Weary of getting the run-around from the Obama administration, which claims it doesn't rely on the opinion expressed in the OLC decision, the privacy experts expressed concern that the decision, which was written when the OLC was favoring broad executive power, supports warrantless surveillance.

“At the time, the OLC was writing opinions that articulated a very broad executive power,” a report in The Hill quoted ACLU attorney Eliza Sweren-Becker as saying. “So without knowing more about the opinion itself, it's possible that this particular OLC opinion also takes that kind of expansive approach to executive power.”

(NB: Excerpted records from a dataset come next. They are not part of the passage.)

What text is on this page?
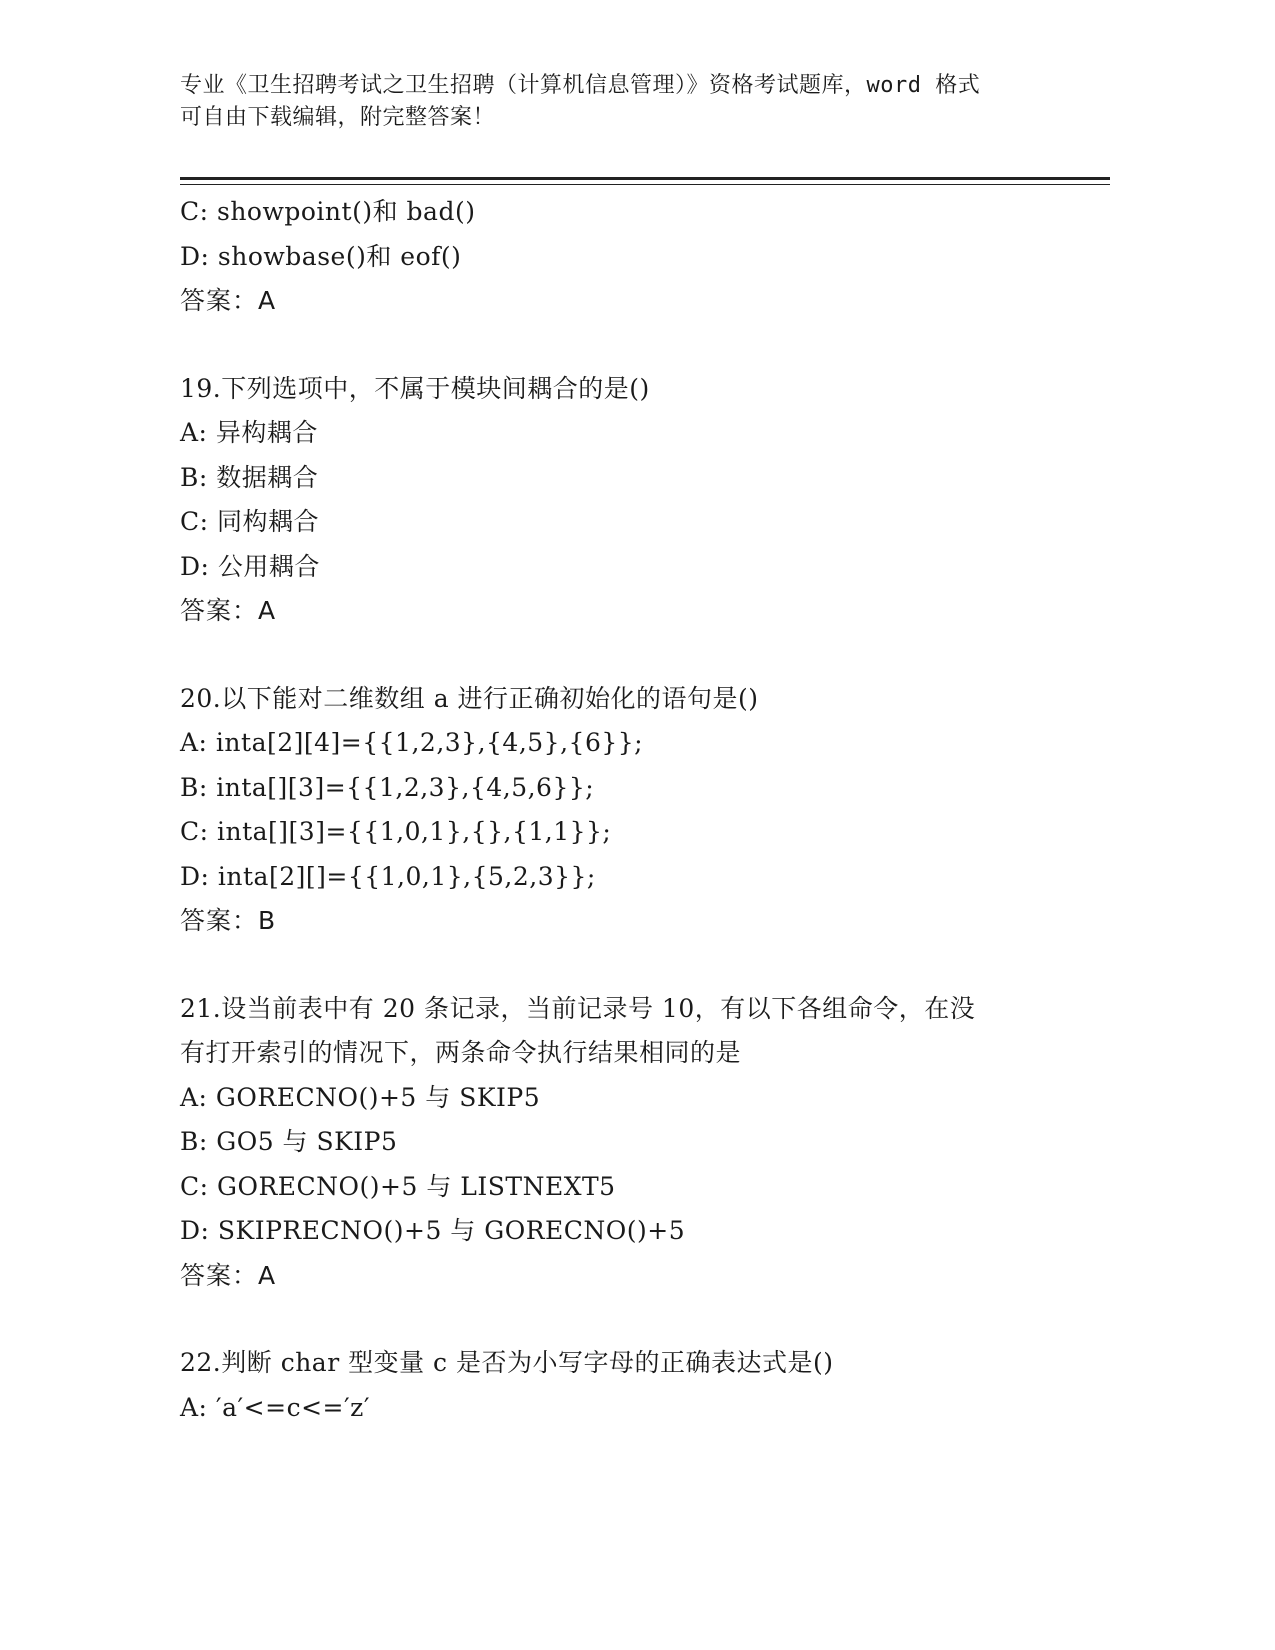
专业《卫生招聘考试之卫生招聘（计算机信息管理）》资格考试题库，word 格式
可自由下载编辑，附完整答案！
C: showpoint()和 bad()
D: showbase()和 eof()
答案：A
19.下列选项中，不属于模块间耦合的是()
A: 异构耦合
B: 数据耦合
C: 同构耦合
D: 公用耦合
答案：A
20.以下能对二维数组 a 进行正确初始化的语句是()
A: inta[2][4]={{1,2,3},{4,5},{6}};
B: inta[][3]={{1,2,3},{4,5,6}};
C: inta[][3]={{1,0,1},{},{1,1}};
D: inta[2][]={{1,0,1},{5,2,3}};
答案：B
21.设当前表中有 20 条记录，当前记录号 10，有以下各组命令，在没
有打开索引的情况下，两条命令执行结果相同的是
A: GORECNO()+5 与 SKIP5
B: GO5 与 SKIP5
C: GORECNO()+5 与 LISTNEXT5
D: SKIPRECNO()+5 与 GORECNO()+5
答案：A
22.判断 char 型变量 c 是否为小写字母的正确表达式是()
A: ′a′<=c<=′z′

The document has been on the radar of privacy advocates and concerned lawmakers for more than a decade, with no real progress made in obtaining a copy. Sen. Ron Wyden (D-Ore.), who has made privacy a centerpiece of his tenure in the Senate and has been outspoken on surveillance, mentioned his failed attempts to get a copy of the document in an early 2013 letter to CIA Director John O. Brennan, then assistant to the president for homeland security and counterterrorism. Wyden said in one request to then Attorney General Eric Holder he had “noted that the opinion regarding commercial service agreements has direct relevance to ongoing congressional debates regarding cybersecurity legislation.”

The ACLU filed suit over the document, which The Hill said is believed to relate, at least in part, to commercial service agreements that exist likely between tech and telecom companies and customers, after a Freedom of Information Act (FOIA) request was denied.